The same complexity problem exists in financial services. Neo-banks such as Wealthfront or Betterment were able to create customer experiences with only the digital age in mind. Legacy banks, in contrast, have a hard time imitating this move, as for every channel they use (web, app, call center, retail), some customers already like that mode of doing business with them.
While connected strategies were originally designed to address the needs of external customers, many firms have internal customers who would greatly benefit from connected customer experiences as well.
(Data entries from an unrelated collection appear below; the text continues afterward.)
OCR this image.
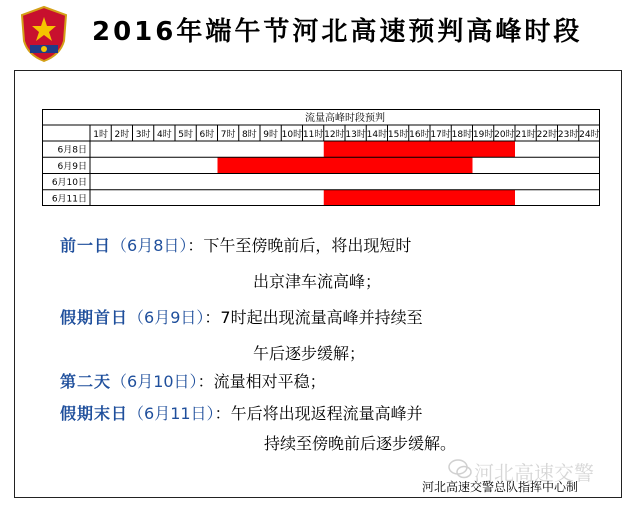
2016年端午节河北高速预判高峰时段
流量高峰时段预判
1时 2时 3时 4时 5时 6时 7时 8时 9时 10时 11时 12时 13时 14时 15时 16时 17时 18时 19时 20时 21时 22时 23时 24时
6月8日
6月9日
6月10日
6月11日
前一日（6月8日）：下午至傍晚前后，将出现短时
出京津车流高峰；
假期首日（6月9日）：7时起出现流量高峰并持续至
午后逐步缓解；
第二天（6月10日）：流量相对平稳；
假期末日（6月11日）：午后将出现返程流量高峰并
持续至傍晚前后逐步缓解。
河北高速交警
河北高速交警总队指挥中心制
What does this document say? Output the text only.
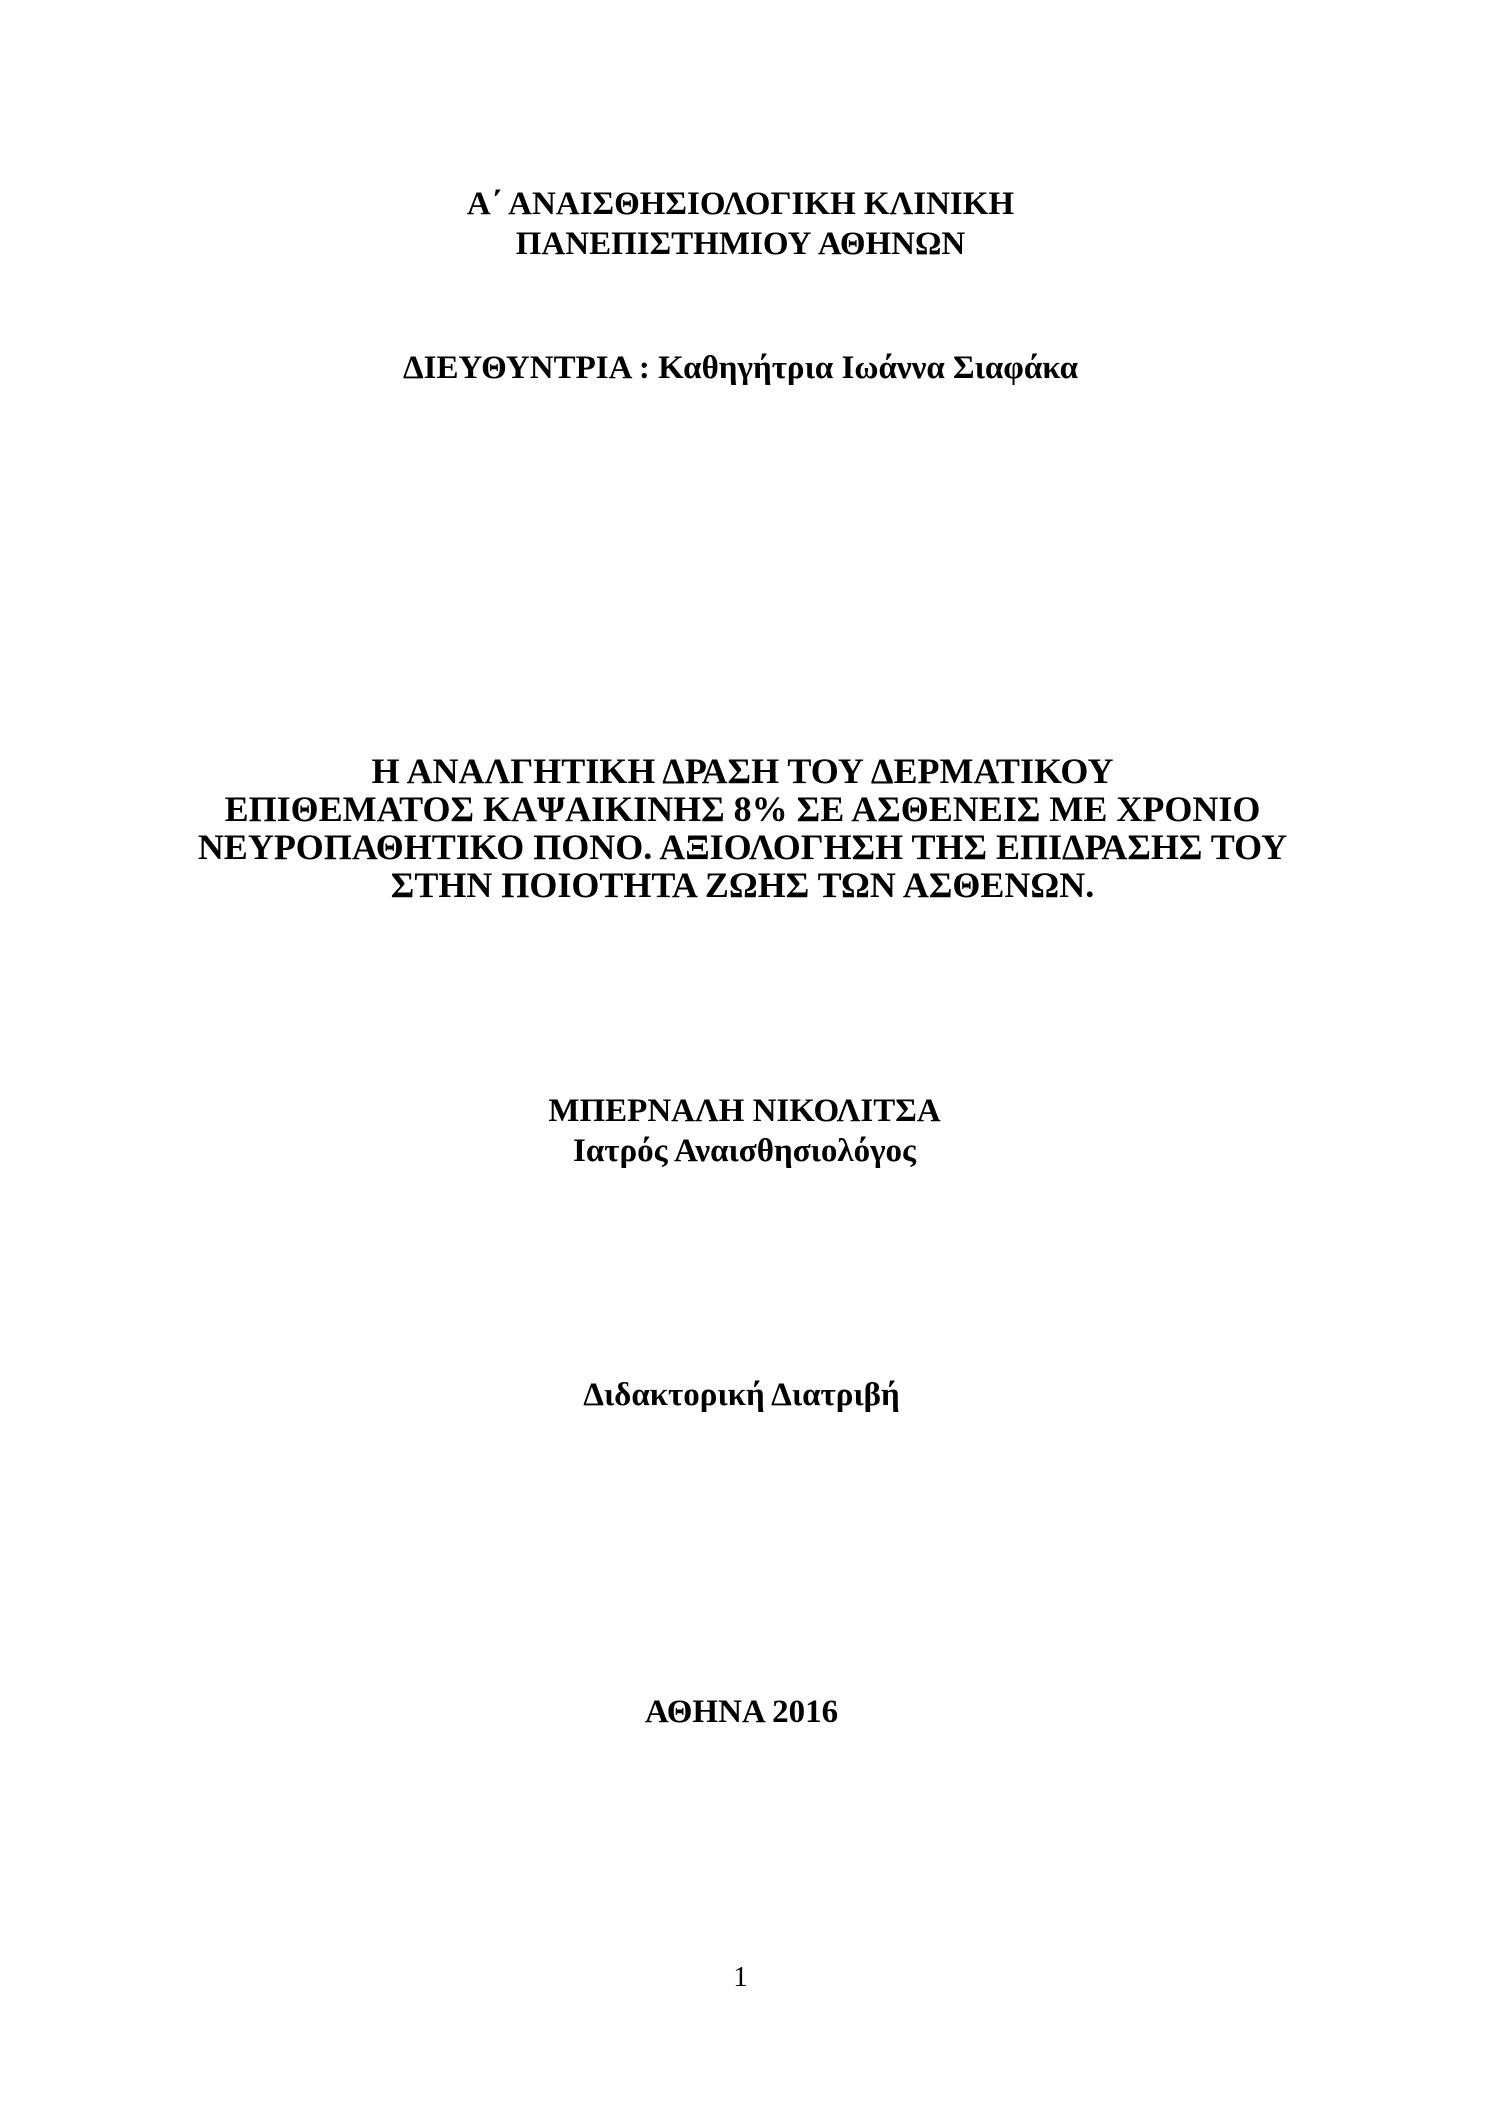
Α΄ ΑΝΑΙΣΘΗΣΙΟΛΟΓΙΚΗ ΚΛΙΝΙΚΗ
ΠΑΝΕΠΙΣΤΗΜΙΟΥ ΑΘΗΝΩΝ
ΔΙΕΥΘΥΝΤΡΙΑ : Καθηγήτρια Ιωάννα Σιαφάκα
Η ΑΝΑΛΓΗΤΙΚΗ ΔΡΑΣΗ ΤΟΥ ΔΕΡΜΑΤΙΚΟΥ
ΕΠΙΘΕΜΑΤΟΣ ΚΑΨΑΙΚΙΝΗΣ 8% ΣΕ ΑΣΘΕΝΕΙΣ ΜΕ ΧΡΟΝΙΟ
ΝΕΥΡΟΠΑΘΗΤΙΚΟ ΠΟΝΟ. ΑΞΙΟΛΟΓΗΣΗ ΤΗΣ ΕΠΙΔΡΑΣΗΣ ΤΟΥ
ΣΤΗΝ ΠΟΙΟΤΗΤΑ ΖΩΗΣ ΤΩΝ ΑΣΘΕΝΩΝ.
ΜΠΕΡΝΑΛΗ ΝΙΚΟΛΙΤΣΑ
Ιατρός Αναισθησιολόγος
Διδακτορική Διατριβή
ΑΘΗΝΑ 2016
1
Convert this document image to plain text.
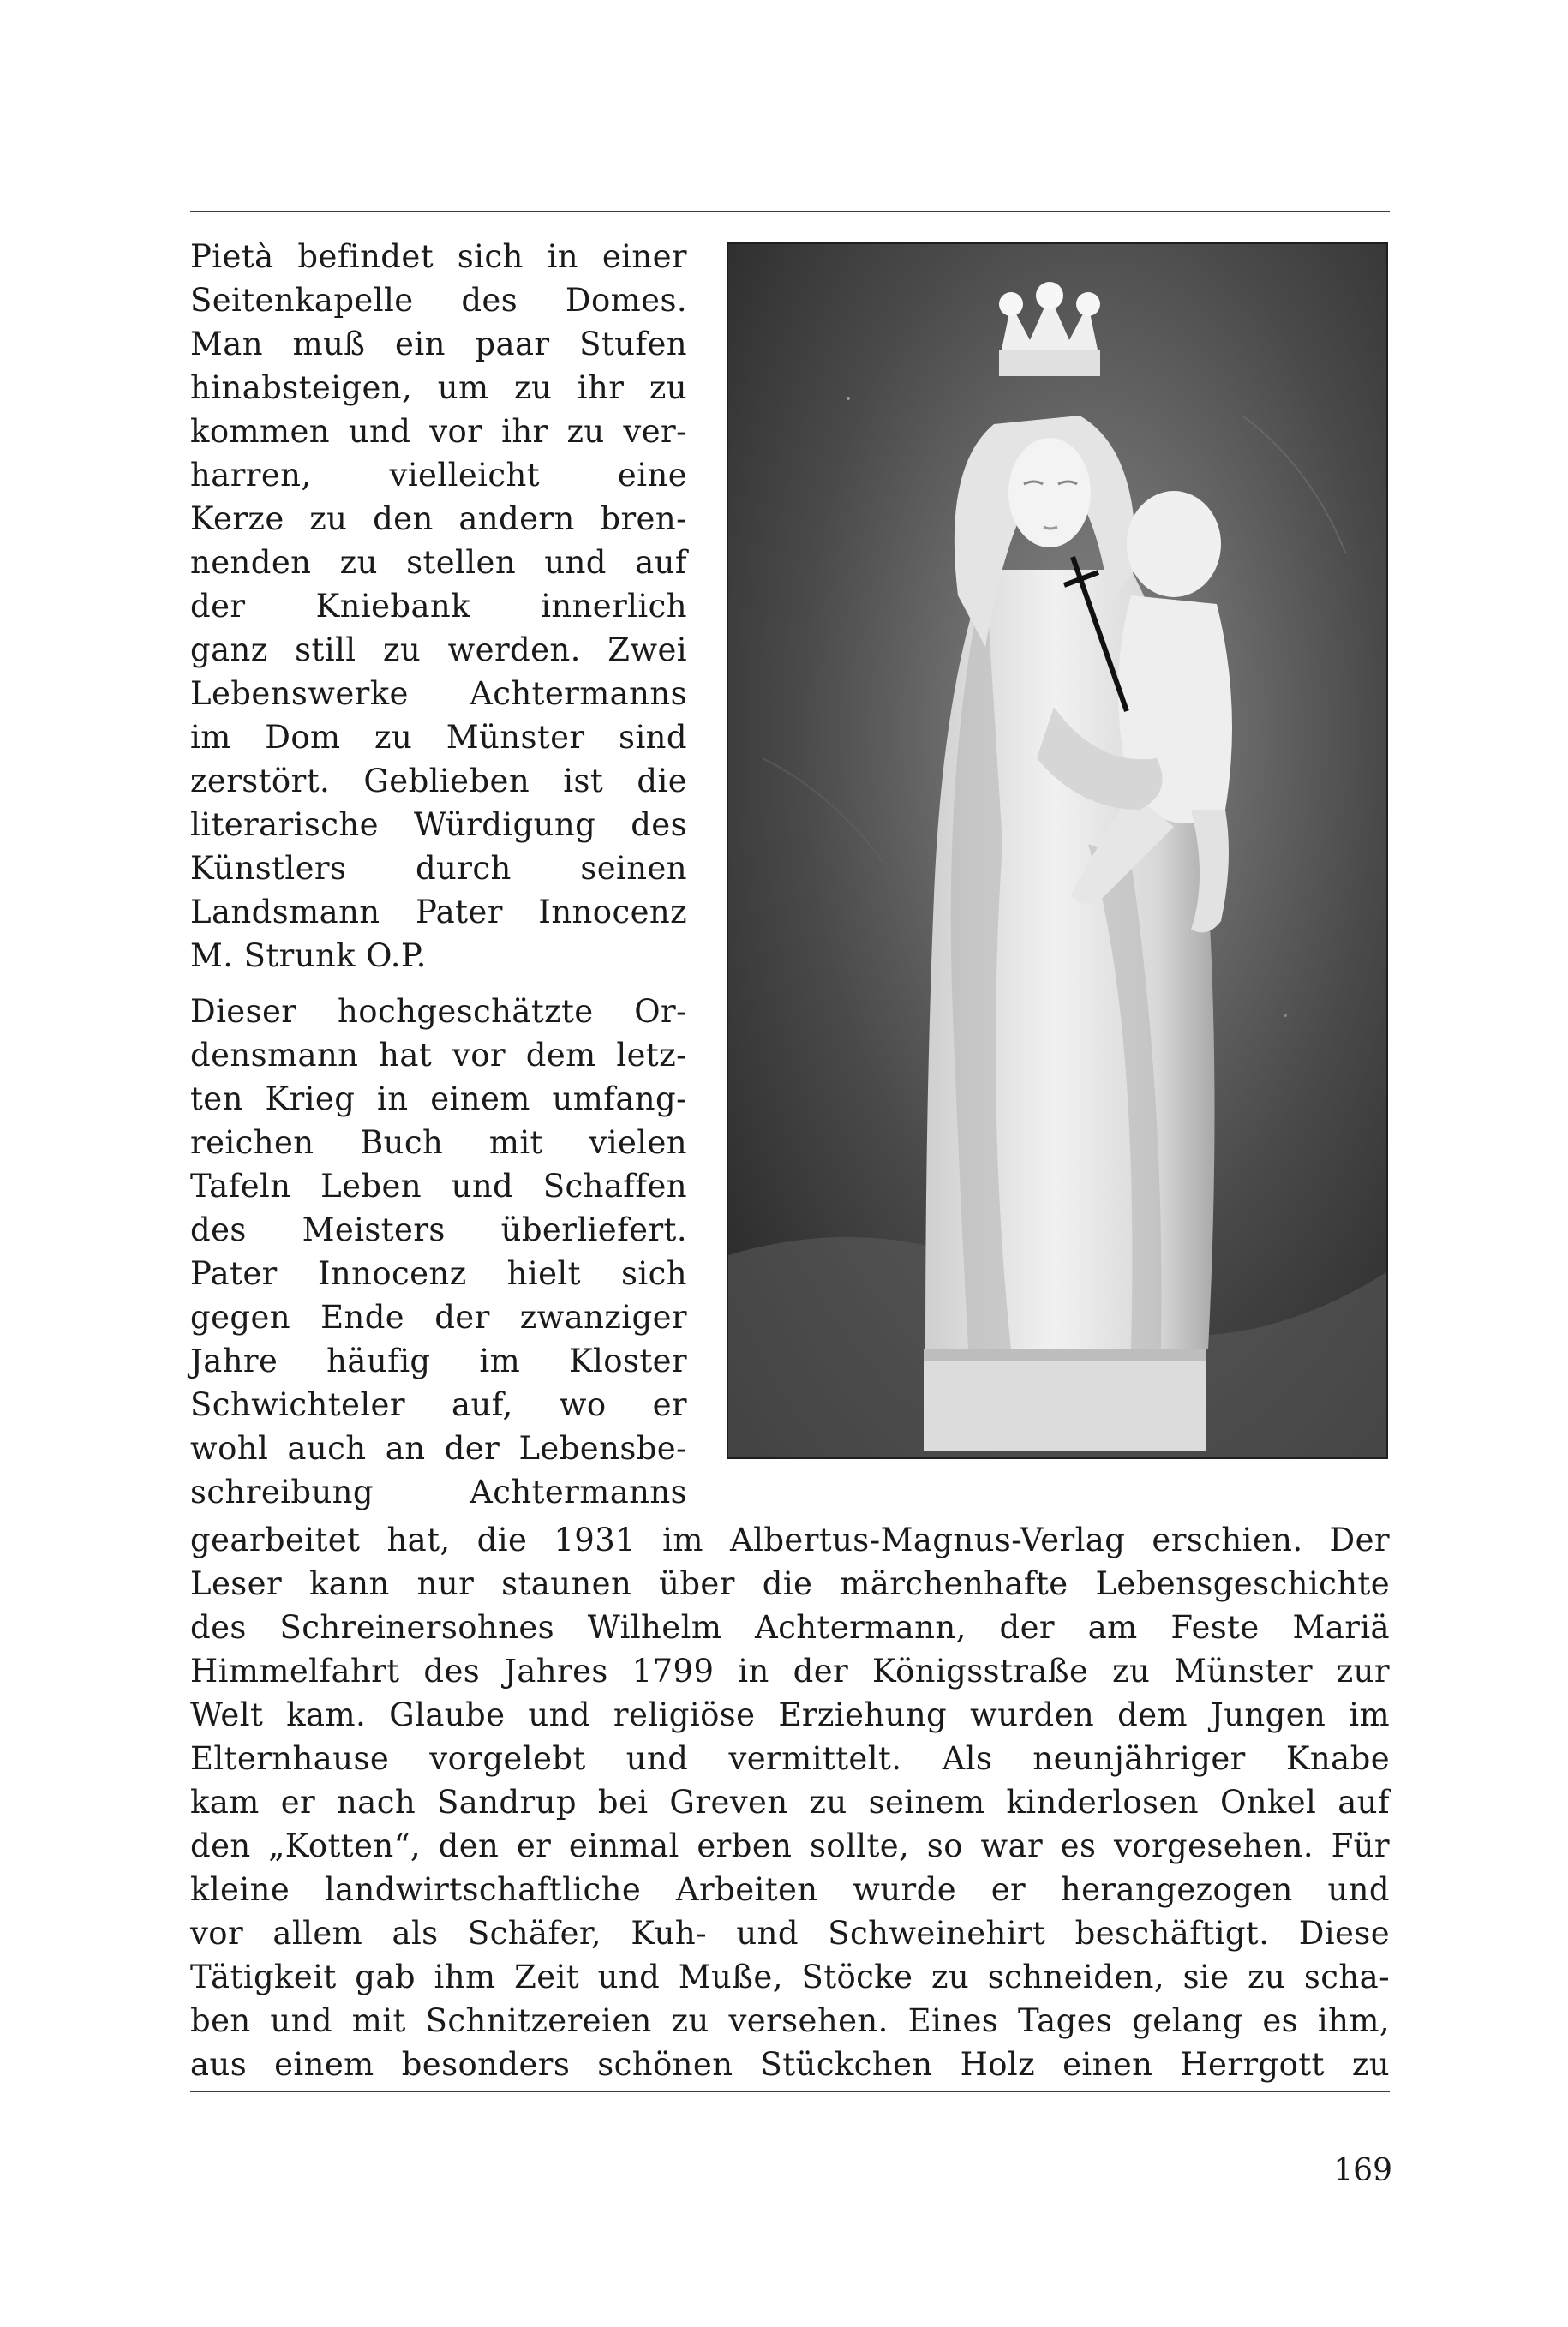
Pietà befindet sich in einer
Seitenkapelle des Domes.
Man muß ein paar Stufen
hinabsteigen, um zu ihr zu
kommen und vor ihr zu ver-
harren, vielleicht eine
Kerze zu den andern bren-
nenden zu stellen und auf
der Kniebank innerlich
ganz still zu werden. Zwei
Lebenswerke Achtermanns
im Dom zu Münster sind
zerstört. Geblieben ist die
literarische Würdigung des
Künstlers durch seinen
Landsmann Pater Innocenz
M. Strunk O.P.
Dieser hochgeschätzte Or-
densmann hat vor dem letz-
ten Krieg in einem umfang-
reichen Buch mit vielen
Tafeln Leben und Schaffen
des Meisters überliefert.
Pater Innocenz hielt sich
gegen Ende der zwanziger
Jahre häufig im Kloster
Schwichteler auf, wo er
wohl auch an der Lebensbe-
schreibung Achtermanns
gearbeitet hat, die 1931 im Albertus-Magnus-Verlag erschien. Der
Leser kann nur staunen über die märchenhafte Lebensgeschichte
des Schreinersohnes Wilhelm Achtermann, der am Feste Mariä
Himmelfahrt des Jahres 1799 in der Königsstraße zu Münster zur
Welt kam. Glaube und religiöse Erziehung wurden dem Jungen im
Elternhause vorgelebt und vermittelt. Als neunjähriger Knabe
kam er nach Sandrup bei Greven zu seinem kinderlosen Onkel auf
den „Kotten“, den er einmal erben sollte, so war es vorgesehen. Für
kleine landwirtschaftliche Arbeiten wurde er herangezogen und
vor allem als Schäfer, Kuh- und Schweinehirt beschäftigt. Diese
Tätigkeit gab ihm Zeit und Muße, Stöcke zu schneiden, sie zu scha-
ben und mit Schnitzereien zu versehen. Eines Tages gelang es ihm,
aus einem besonders schönen Stückchen Holz einen Herrgott zu
169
For instance, in our work with a legal department of a large enterprise software company, we found that the department operated under a typical “buy-what-we-have” model, waiting for internal “customers” to show up with a request for help on patenting, or drafting alliance or licensing agreements. If the requestor was lucky, the legal department had the required resources available at the time; if not, delays occurred, or suboptimal documents were produced. IT help-desks within organizations often work in similar ways. By trying to create a deeper connection with internal customers, these department can at times anticipate the needs of their internal customers, balancing their workload better and creating faster response times.
Connected technologies have greatly advanced over the recent past. Moreover, customers and employees are increasingly expecting well-designed digital experiences, a trend that certainly has further accelerated during the pandemic. Consequently, the question companies face currently is not a matter of “whether they should implement a connected strategy,” but a matter of “how.” When designing a successful connected strategy, as so often in management, the technological innovation is only one piece of the puzzle. In order to create a lasting competitive advantage, companies need to match the right technological solutions with the right customer needs.